Wendy Pearlman
Effacer la société palestinienne
Sliman Mansour, A family without a shadow

Ce texte a originellement paru en anglais dans New Lines Magazine. Sa traduction pour Conditions a été réalisée par Aïcha Bounaga.

En janvier, alors que les avocats israéliens se tenaient à la barre devant la Cour internationale de justice (CIJ) pour répondre à l'accusation de l'Afrique du Sud selon laquelle Israël commet un génocide, un TikToker palestino-américain a lancé un compteur en direct pour suivre chaque fois que la délégation mentionnait le Hamas. Il a compté 137 fois au total pour la session de trois heures, soit un peu moins d'une fois par minute.

Si le compteur, accompagné de plaisanteries quant à la prononciation israélienne du mot Hamas, a un ressort comique évident, il indique également l'existence d'un réel angle mort. Lorsque les représentants israéliens parlent des Palestiniens, ils utilisent souvent un langage effroyablement déshumanisant, comme le documente la demande de l'Afrique du Sud auprès de la CIJ. Plus avant, ces discours montrent systématiquement qu'Israël ne reconnaît même pas qu'il puisse exister une société palestinienne. Les dirigeants israéliens, et le discours occidental en général, ont depuis longtemps réduit la lutte nationale palestinienne à des dirigeants ou des factions particulières. Selon cette perspective, les Palestiniens ne sont guère plus que des marionnettes manipulées par ces dirigeants, des boucliers humains derrière lesquels ils se cachent ou - comme l'indiquent les demandes actuelles d'évacuation de la ville de Rafah dans le sud de Gaza - des objets que Israël doit éliminer dans le cadre d'une invasion.

Cette préoccupation quant à ce qu'Israël considère comme des dirigeants palestiniens sans scrupules et le refus israélien de voir l'agentivité, les aspirations et les réalités vécues de millions d'hommes, de femmes et d'enfants palestiniens ont une corollaire politique : si Israël peut éliminer les principales organisations politiques, ou peut-être les coopter ou en créer de nouvelles, son "problème" palestinien sera résolu.

La non-reconnaissance de la société palestinienne a une longue histoire.

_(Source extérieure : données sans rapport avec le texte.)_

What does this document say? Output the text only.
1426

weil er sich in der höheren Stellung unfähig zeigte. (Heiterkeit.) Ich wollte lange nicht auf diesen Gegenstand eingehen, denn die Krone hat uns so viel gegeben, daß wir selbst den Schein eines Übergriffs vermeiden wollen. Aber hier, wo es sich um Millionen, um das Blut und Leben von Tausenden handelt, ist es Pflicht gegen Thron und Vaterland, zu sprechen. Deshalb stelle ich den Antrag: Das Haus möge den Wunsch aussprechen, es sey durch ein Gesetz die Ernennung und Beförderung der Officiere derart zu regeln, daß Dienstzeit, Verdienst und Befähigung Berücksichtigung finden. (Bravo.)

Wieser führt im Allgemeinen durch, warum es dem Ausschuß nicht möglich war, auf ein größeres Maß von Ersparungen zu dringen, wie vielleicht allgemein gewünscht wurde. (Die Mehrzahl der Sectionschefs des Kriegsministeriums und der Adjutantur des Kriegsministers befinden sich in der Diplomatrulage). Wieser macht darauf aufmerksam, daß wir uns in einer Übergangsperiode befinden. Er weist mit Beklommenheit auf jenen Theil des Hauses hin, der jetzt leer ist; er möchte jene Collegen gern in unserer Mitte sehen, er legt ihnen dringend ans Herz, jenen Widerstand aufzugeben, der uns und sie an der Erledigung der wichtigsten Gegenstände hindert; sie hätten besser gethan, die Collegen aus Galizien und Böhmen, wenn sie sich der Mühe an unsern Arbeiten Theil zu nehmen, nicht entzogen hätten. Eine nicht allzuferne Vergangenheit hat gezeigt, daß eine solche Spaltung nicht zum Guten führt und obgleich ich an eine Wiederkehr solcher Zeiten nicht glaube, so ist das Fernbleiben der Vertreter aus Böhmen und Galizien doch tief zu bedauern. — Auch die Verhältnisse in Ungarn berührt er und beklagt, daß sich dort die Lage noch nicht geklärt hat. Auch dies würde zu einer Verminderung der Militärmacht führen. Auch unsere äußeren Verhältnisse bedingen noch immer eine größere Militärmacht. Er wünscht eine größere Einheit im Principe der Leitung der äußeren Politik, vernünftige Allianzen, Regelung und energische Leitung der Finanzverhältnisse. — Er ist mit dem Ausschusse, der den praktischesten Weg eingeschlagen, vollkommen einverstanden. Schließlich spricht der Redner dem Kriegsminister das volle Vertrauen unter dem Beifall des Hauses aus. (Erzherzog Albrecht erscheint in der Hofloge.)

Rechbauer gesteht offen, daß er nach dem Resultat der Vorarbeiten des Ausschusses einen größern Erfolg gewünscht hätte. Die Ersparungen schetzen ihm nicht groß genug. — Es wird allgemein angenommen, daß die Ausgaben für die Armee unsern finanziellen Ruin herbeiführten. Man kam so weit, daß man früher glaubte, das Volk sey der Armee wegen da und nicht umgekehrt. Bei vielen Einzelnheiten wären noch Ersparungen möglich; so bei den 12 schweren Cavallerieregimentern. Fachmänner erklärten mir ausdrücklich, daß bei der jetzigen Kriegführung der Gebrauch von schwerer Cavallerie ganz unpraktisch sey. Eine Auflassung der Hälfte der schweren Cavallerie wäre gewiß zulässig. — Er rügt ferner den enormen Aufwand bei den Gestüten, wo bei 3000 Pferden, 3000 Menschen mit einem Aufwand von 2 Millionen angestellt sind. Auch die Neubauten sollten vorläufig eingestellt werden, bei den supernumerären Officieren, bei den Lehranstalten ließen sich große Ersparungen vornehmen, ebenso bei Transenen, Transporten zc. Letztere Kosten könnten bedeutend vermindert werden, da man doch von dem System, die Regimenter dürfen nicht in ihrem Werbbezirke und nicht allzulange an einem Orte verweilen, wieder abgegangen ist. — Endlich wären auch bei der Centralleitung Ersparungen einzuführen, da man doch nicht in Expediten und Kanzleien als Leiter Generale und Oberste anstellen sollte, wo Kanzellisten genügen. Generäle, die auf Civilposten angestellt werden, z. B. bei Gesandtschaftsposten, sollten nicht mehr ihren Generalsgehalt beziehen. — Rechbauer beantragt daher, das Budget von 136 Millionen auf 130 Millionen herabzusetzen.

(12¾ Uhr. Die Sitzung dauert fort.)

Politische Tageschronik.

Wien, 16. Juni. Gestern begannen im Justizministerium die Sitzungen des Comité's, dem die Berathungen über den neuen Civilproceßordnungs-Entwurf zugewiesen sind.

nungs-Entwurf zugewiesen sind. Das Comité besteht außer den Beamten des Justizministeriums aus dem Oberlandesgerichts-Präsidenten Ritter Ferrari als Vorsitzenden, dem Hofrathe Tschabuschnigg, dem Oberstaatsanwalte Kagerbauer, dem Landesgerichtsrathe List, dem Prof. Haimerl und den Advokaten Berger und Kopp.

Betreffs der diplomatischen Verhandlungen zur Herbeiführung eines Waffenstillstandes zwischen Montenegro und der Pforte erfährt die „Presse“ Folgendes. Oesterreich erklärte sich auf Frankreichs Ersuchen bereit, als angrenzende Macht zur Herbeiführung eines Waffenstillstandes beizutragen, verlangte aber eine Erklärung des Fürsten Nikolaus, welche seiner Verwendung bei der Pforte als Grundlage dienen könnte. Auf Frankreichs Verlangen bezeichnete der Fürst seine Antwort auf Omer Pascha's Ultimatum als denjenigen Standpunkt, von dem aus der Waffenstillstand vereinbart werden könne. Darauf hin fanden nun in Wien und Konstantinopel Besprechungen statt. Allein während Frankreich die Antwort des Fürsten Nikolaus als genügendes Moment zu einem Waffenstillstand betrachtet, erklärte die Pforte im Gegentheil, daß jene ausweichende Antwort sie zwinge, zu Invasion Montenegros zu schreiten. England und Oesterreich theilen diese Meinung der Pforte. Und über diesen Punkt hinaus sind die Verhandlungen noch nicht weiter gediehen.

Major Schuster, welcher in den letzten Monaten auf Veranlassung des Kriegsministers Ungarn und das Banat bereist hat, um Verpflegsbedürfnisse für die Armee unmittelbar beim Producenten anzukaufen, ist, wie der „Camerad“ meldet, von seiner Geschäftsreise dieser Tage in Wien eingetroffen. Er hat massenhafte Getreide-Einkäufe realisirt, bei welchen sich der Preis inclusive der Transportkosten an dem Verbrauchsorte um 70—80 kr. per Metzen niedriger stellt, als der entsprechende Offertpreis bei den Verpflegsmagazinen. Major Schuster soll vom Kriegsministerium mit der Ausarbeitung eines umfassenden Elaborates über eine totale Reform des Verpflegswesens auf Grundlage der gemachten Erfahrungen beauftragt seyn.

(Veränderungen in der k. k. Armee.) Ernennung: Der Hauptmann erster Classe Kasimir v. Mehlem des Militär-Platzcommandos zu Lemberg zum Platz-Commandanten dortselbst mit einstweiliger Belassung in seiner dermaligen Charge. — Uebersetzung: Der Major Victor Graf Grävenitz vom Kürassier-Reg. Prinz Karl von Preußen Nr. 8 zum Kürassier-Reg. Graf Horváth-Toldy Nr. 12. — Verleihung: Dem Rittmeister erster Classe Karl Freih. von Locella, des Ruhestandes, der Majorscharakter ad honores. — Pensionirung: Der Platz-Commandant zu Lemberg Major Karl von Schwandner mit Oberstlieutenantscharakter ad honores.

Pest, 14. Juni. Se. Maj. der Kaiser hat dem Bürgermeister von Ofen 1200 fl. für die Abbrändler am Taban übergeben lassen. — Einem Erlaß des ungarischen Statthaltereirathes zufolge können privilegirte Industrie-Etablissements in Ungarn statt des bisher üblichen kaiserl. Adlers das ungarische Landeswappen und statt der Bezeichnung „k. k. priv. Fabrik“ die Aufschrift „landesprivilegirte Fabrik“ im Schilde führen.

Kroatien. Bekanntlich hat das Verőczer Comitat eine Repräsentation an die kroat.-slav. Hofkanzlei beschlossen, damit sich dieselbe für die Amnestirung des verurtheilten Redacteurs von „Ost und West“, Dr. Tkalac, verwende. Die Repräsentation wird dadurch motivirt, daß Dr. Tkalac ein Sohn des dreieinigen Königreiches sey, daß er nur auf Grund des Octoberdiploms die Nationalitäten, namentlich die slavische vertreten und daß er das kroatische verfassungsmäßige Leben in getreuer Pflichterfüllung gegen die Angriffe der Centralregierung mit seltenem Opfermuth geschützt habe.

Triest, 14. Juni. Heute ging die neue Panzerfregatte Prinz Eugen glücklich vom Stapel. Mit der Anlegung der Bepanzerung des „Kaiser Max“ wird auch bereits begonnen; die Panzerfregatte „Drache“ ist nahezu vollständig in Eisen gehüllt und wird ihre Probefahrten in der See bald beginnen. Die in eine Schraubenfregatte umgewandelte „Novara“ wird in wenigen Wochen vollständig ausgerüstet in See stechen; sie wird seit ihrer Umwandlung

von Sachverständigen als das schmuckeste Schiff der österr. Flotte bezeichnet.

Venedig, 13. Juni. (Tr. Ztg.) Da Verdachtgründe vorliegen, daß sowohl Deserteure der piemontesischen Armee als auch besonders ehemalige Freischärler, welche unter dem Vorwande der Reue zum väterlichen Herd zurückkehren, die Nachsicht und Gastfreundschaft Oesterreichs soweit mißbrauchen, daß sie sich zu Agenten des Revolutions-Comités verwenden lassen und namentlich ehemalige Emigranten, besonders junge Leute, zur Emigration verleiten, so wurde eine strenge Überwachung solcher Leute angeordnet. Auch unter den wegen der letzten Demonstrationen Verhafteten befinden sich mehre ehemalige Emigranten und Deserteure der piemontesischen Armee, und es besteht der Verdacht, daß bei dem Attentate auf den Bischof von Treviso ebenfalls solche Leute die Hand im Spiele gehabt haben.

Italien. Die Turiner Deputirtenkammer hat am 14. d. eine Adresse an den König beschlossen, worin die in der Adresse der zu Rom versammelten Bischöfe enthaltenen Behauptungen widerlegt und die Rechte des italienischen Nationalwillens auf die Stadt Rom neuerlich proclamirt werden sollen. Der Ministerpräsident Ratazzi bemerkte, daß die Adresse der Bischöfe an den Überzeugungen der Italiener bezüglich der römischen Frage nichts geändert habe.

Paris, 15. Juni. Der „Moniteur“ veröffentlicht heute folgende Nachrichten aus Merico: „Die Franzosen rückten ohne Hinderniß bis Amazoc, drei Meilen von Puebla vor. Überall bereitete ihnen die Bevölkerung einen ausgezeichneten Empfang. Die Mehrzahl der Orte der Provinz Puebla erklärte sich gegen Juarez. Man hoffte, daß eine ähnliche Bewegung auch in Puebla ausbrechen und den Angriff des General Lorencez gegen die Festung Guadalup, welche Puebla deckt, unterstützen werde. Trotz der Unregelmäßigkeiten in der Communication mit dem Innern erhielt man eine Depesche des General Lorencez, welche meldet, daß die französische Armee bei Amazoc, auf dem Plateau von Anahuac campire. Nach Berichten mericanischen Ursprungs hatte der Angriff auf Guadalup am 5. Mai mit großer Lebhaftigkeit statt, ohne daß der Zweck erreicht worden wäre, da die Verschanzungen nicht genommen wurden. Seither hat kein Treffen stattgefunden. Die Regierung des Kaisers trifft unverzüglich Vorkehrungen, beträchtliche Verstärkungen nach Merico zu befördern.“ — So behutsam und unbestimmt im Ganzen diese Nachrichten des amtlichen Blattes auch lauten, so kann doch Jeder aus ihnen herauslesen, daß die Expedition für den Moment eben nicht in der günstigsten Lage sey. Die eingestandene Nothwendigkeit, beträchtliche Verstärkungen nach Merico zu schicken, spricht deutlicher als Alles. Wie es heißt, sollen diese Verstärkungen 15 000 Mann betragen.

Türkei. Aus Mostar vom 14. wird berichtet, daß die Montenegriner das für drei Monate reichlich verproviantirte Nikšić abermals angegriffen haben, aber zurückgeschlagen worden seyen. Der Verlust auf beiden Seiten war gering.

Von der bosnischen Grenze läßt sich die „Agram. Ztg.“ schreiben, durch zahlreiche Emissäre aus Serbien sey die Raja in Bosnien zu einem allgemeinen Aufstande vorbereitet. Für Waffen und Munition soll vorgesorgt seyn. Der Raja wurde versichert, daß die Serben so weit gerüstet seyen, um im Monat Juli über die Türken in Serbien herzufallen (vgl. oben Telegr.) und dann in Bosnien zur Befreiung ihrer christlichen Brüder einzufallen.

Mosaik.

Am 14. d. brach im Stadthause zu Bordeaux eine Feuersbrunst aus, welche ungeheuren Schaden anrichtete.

La Déclaration Balfour de 1917 de la Grande-Bretagne devait faciliter l'établissement en Palestine d'un foyer national pour le peuple juif, sans que cette installation se fasse au préjudice des droits civils et religieux des habitants non juifs de la Palestine. Cette promesse était non seulement audacieuse mais a également révélé comment le mouvement sioniste et les pouvoirs étatiques européens considéraient les 90% de la population qui était musulmane et chrétienne. Ils n'étaient pas un peuple ayant des droits politiques mais plutôt une complication sur la voie de l'État juif.

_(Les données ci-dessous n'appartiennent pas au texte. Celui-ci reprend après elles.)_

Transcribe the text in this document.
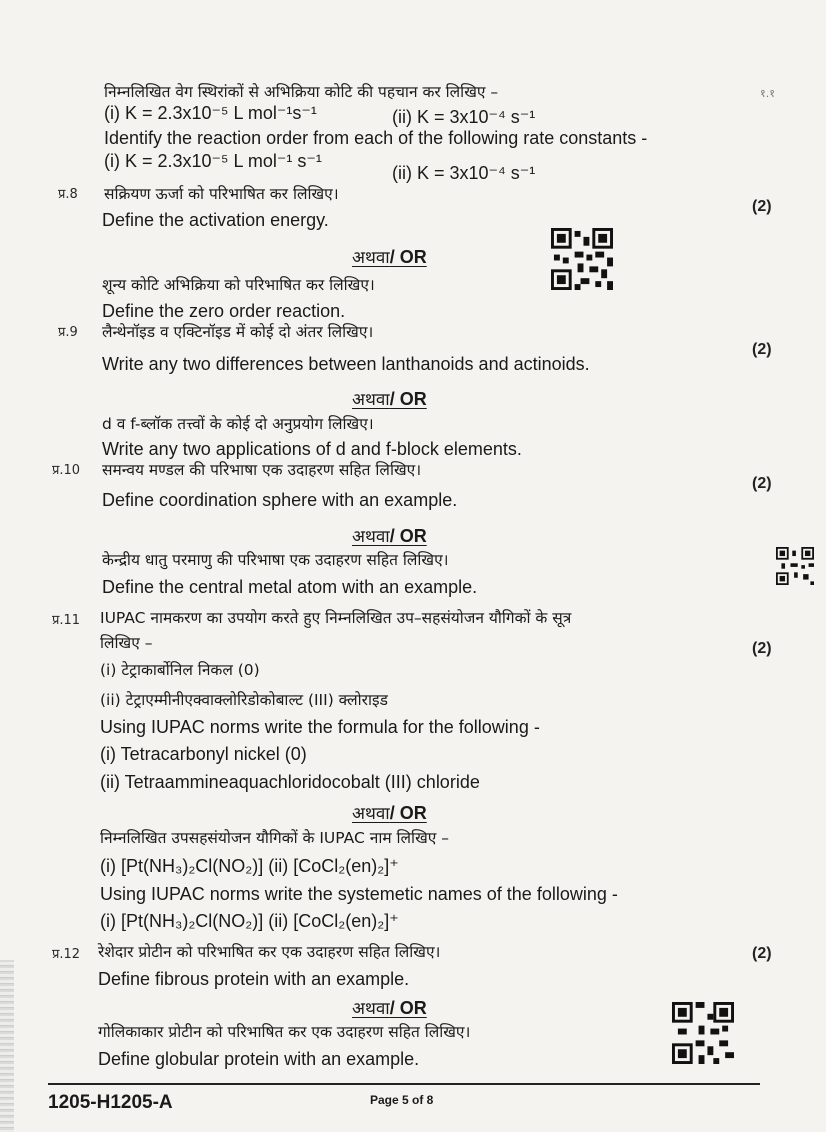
निम्नलिखित वेग स्थिरांकों से अभिक्रिया कोटि की पहचान कर लिखिए –	१.१
(i) K = 2.3x10⁻⁵ L mol⁻¹s⁻¹	(ii) K = 3x10⁻⁴ s⁻¹
Identify the reaction order from each of the following rate constants -
(i) K = 2.3x10⁻⁵ L mol⁻¹ s⁻¹
(ii) K = 3x10⁻⁴ s⁻¹
प्र.8 सक्रियण ऊर्जा को परिभाषित कर लिखिए।
(2)
Define the activation energy.
अथवा/ OR
शून्य कोटि अभिक्रिया को परिभाषित कर लिखिए।
Define the zero order reaction.
प्र.9 लैन्थेनॉइड व एक्टिनॉइड में कोई दो अंतर लिखिए।
(2)
Write any two differences between lanthanoids and actinoids.
अथवा/ OR
d व f-ब्लॉक तत्त्वों के कोई दो अनुप्रयोग लिखिए।
Write any two applications of d and f-block elements.
प्र.10 समन्वय मण्डल की परिभाषा एक उदाहरण सहित लिखिए।
(2)
Define coordination sphere with an example.
अथवा/ OR
केन्द्रीय धातु परमाणु की परिभाषा एक उदाहरण सहित लिखिए।
Define the central metal atom with an example.
प्र.11 IUPAC नामकरण का उपयोग करते हुए निम्नलिखित उप–सहसंयोजन यौगिकों के सूत्र
लिखिए –	(2)
(i) टेट्राकार्बोनिल निकल (0)
(ii) टेट्राएम्मीनीएक्वाक्लोरिडोकोबाल्ट (III) क्लोराइड
Using IUPAC norms write the formula for the following -
(i) Tetracarbonyl nickel (0)
(ii) Tetraammineaquachloridocobalt (III) chloride
अथवा/ OR
निम्नलिखित उपसहसंयोजन यौगिकों के IUPAC नाम लिखिए –
(i) [Pt(NH₃)₂Cl(NO₂)] (ii) [CoCl₂(en)₂]⁺
Using IUPAC norms write the systemetic names of the following -
(i) [Pt(NH₃)₂Cl(NO₂)] (ii) [CoCl₂(en)₂]⁺
प्र.12 रेशेदार प्रोटीन को परिभाषित कर एक उदाहरण सहित लिखिए।	(2)
Define fibrous protein with an example.
अथवा/ OR
गोलिकाकार प्रोटीन को परिभाषित कर एक उदाहरण सहित लिखिए।
Define globular protein with an example.
1205-H1205-A	Page 5 of 8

Cette négligence a perduré tout au long de la domination coloniale britannique. Les familles arabes palestiniennes qui étaient traditionnellement proéminentes ont initialement dirigé le mouvement contre le sionisme. Alors qu'un proto-État juif prenait néanmoins racine, une nouvelle génération d'activistes a critiqué le conservatisme des élites et a préconisé des stratégies plus audacieuses. Certains ont invoqué l'exemple de Gandhi et ont appelé à la désobéissance civile. D'autres ont appelé à la confrontation militaire. L'élan politique de la lutte palestinienne est passé du "haut vers le bas" au "bas vers le haut".

En 1936, des militants palestiniens locaux ont annoncé une grève générale pour faire pression sur la Grande-Bretagne afin qu'elle bloque l'immigration juive et l'acquisition de terres, et qu'elle accorde l'indépendance à la Palestine. De larges secteurs de la société ont participé à des manifestations, des grèves et des boycotts. Une vague populaire a conduit à six mois de mobilisation non violente à l'échelle du pays et a également engendré une rébellion armée.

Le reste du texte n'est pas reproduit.